I was recently asked by one of our high school youth here at St. John’s, “So, why do you believe in God?” I am used to difficult questions, but I admit that this one threw me off guard. Of course I believe in God, but it had been a while since anyone asked me to explain why. I assume that this particular high school youth was looking for an intellectual answer based on solid reason or philosophical proofs. However, I have never found such answers to this question very helpful and my guess was that neither would she.

I stood there in awkward silence and anxious reflection for a few moments as I formulated my response. Then I said, “I can no more say that I don’t believe in God than I can say that I don’t believe in my grandparents. I know my grandparents are real because I have shared a mutual and loving relationship with them. Likewise, I know that God is real because we have shared a life-long mutual loving relationship. How can I not believe in someone with whom I am in a daily and living relationship?” I don’t know whether my answer was helpful to this young person or not but she didn’t have an immediate response and I think my answer at least made her stop and think.
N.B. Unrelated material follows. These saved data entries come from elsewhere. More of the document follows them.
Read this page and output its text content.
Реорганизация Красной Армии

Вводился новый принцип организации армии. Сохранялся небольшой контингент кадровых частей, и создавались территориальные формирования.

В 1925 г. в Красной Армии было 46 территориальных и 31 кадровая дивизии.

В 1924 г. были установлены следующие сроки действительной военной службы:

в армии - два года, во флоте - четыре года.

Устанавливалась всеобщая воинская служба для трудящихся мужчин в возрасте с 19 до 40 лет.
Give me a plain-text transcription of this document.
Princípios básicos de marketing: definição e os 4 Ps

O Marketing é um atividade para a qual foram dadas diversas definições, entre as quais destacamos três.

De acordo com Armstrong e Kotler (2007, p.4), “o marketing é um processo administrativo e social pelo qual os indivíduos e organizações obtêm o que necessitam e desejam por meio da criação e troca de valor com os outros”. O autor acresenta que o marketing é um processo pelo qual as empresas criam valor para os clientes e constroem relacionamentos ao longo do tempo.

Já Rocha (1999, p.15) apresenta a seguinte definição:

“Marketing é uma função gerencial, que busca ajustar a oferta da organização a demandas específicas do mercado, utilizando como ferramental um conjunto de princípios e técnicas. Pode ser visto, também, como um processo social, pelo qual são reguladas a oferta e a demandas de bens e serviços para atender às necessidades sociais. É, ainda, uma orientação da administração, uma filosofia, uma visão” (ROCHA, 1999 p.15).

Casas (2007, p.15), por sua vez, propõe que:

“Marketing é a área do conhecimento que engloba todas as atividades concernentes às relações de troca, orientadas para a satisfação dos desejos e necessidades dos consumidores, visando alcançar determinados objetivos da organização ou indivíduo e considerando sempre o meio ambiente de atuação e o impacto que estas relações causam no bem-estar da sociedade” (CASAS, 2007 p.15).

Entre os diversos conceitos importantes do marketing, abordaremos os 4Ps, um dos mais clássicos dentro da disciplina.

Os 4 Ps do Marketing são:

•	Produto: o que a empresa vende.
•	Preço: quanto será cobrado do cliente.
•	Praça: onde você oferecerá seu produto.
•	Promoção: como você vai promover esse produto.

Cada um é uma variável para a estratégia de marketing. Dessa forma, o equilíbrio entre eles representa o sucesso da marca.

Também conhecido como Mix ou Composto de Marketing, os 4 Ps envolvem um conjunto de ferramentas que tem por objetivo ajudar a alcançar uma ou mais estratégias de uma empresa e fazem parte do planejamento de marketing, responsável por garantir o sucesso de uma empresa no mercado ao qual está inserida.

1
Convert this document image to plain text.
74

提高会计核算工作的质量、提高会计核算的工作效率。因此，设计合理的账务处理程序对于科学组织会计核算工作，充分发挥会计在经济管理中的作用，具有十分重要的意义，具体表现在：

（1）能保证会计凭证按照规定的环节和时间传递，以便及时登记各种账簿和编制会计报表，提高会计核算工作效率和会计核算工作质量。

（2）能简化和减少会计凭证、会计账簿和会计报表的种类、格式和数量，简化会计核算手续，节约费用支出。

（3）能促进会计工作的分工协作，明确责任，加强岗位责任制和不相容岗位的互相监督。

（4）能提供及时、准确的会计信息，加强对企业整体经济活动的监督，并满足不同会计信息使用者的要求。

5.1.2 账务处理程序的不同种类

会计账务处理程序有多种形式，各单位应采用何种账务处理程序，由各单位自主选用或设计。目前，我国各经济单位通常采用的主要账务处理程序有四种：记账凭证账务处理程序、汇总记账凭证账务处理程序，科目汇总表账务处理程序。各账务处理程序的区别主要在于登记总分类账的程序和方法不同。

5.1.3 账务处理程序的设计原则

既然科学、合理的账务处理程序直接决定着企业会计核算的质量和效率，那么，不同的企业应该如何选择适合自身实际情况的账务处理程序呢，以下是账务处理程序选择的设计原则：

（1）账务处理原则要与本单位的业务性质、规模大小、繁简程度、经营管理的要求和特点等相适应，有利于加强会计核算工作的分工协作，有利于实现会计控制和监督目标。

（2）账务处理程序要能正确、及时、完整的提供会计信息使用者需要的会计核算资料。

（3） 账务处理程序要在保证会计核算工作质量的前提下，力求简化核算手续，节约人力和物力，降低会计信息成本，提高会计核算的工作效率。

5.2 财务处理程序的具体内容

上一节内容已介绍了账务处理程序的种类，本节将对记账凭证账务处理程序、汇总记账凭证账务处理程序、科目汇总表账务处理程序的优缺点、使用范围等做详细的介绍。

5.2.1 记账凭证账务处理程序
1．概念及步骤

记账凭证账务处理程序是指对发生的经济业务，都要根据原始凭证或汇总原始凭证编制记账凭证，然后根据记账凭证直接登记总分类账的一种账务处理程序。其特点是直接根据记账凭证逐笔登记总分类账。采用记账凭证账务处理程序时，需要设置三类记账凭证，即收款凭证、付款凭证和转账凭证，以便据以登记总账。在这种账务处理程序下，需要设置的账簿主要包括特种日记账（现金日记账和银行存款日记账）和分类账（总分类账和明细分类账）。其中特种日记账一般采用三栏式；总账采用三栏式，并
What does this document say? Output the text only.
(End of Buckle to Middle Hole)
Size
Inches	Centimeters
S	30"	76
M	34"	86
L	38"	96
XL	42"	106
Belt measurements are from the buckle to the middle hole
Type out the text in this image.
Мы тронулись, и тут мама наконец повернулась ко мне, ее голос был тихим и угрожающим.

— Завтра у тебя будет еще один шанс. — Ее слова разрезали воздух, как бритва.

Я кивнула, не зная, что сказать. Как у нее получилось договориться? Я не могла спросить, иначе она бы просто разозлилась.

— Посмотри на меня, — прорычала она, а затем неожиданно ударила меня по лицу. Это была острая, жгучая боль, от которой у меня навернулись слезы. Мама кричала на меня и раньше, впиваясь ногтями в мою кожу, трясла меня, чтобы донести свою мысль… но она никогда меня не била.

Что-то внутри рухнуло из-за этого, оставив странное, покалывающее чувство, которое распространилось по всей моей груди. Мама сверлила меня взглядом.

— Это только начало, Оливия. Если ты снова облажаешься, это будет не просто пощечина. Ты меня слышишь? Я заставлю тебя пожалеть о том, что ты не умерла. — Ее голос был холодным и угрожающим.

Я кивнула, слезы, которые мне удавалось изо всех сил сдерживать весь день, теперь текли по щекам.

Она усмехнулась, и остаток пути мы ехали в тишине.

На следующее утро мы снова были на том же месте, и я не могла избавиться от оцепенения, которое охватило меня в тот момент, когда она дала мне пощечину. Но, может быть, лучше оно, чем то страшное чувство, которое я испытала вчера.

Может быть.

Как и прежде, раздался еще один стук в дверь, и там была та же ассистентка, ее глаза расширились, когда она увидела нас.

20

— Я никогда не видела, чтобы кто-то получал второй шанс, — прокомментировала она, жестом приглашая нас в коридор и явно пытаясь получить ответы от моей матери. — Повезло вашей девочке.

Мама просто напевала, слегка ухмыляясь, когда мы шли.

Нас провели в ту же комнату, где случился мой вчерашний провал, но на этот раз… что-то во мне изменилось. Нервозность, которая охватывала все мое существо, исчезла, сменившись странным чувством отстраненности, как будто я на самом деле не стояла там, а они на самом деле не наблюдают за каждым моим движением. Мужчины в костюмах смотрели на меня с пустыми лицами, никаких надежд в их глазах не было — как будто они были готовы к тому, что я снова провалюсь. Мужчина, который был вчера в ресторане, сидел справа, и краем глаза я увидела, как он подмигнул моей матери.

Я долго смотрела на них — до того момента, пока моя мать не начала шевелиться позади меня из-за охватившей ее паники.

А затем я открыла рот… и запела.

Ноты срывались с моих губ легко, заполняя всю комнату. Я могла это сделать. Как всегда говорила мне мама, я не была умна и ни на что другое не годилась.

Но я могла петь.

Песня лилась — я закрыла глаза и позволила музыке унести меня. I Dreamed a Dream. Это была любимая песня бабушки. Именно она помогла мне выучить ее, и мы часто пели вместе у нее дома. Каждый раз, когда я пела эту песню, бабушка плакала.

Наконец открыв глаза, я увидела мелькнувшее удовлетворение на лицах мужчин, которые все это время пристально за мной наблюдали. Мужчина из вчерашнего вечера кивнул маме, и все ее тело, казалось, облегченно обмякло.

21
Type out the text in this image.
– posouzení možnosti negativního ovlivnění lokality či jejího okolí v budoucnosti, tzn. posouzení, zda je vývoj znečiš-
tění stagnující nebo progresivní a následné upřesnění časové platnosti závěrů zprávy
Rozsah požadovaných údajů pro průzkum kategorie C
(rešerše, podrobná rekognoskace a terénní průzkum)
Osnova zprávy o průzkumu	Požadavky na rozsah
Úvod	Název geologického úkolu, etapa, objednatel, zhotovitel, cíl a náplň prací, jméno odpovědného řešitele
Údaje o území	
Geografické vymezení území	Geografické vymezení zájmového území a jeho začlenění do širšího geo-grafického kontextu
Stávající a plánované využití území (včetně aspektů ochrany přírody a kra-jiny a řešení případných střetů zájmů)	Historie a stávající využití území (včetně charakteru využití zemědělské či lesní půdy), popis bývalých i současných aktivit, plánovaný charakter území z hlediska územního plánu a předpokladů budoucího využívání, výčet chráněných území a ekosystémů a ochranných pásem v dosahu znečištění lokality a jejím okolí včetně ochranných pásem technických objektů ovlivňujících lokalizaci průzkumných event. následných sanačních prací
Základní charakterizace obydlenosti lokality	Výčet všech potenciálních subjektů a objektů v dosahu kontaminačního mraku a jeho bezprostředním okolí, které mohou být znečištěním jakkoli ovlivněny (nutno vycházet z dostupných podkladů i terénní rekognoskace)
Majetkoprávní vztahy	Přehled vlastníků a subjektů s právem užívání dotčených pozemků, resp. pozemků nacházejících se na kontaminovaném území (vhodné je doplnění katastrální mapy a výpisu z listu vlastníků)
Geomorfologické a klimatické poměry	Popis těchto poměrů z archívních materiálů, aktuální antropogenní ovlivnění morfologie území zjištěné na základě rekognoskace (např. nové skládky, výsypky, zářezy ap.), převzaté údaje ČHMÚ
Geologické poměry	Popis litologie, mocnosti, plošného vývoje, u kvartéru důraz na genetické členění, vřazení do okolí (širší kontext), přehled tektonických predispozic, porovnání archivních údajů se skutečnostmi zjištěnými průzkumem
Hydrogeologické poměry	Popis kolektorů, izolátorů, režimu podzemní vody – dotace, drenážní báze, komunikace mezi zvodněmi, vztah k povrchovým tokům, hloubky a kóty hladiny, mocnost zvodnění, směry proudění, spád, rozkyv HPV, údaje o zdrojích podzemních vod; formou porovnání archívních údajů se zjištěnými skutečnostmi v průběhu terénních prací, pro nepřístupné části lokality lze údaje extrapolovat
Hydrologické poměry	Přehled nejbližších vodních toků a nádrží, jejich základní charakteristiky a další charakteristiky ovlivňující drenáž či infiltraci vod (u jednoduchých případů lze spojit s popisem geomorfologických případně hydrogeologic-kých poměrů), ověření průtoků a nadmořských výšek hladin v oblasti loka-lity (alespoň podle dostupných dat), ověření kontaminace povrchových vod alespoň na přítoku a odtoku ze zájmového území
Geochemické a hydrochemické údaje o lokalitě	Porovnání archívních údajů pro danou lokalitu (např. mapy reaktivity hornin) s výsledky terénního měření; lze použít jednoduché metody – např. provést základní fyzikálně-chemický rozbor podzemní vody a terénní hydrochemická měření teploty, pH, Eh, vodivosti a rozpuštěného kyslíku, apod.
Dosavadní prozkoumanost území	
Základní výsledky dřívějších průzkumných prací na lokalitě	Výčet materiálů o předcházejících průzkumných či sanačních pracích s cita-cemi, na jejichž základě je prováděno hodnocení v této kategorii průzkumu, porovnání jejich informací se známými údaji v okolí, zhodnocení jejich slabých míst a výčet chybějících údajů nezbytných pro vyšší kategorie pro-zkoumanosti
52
Since then, I have thought a lot about this question and my response to it. On the one hand, it was a rather flippant answer that will require some further fleshing out on my part. On the other hand, I also think that my answer gets to the heart of the issue. We know God most fully through relationship, a relationship that is initiated and sustained by God, a relationship that, though marred and broken by our Sin and brokenness, has been made possible for us again through God’s self-giving act of love for us in Christ’s death on the cross. We know and trust God because of the relationship we now have with God in Christ. 

The season of Lent invites us to be intentional in attending to our relationship with Christ. Just as attending to our relationships with others requires intentional commitment, so too does attending to our relationship with Christ require such intentional commitment. We attend to our relationship with Christ when we are faithful in worship, both on the weekend and on Wednesdays. We attend to our relationship with Christ when we spend time with him each day through Scripture reading and prayer. We attend to our relationship with Christ when we care for the poor and the hurting and the broken in our communities. We attend to our relationship with Christ when we seek to mend and restore the broken relationships we have with others. We attend to our relationship with Christ when we daily confess our sin and daily return to the promises made to us in our baptism.

Our Lenten theme this year is grace GROWS us in relationship. I invite you to be intentional in your Lenten observance. Return to God. Like the father in Luke 15, God waits for us with arms wide open, always ready to welcome us back. Why do I believe in God? How can I not believe and trust in the God with whom I have been given an eternal relationship in Christ?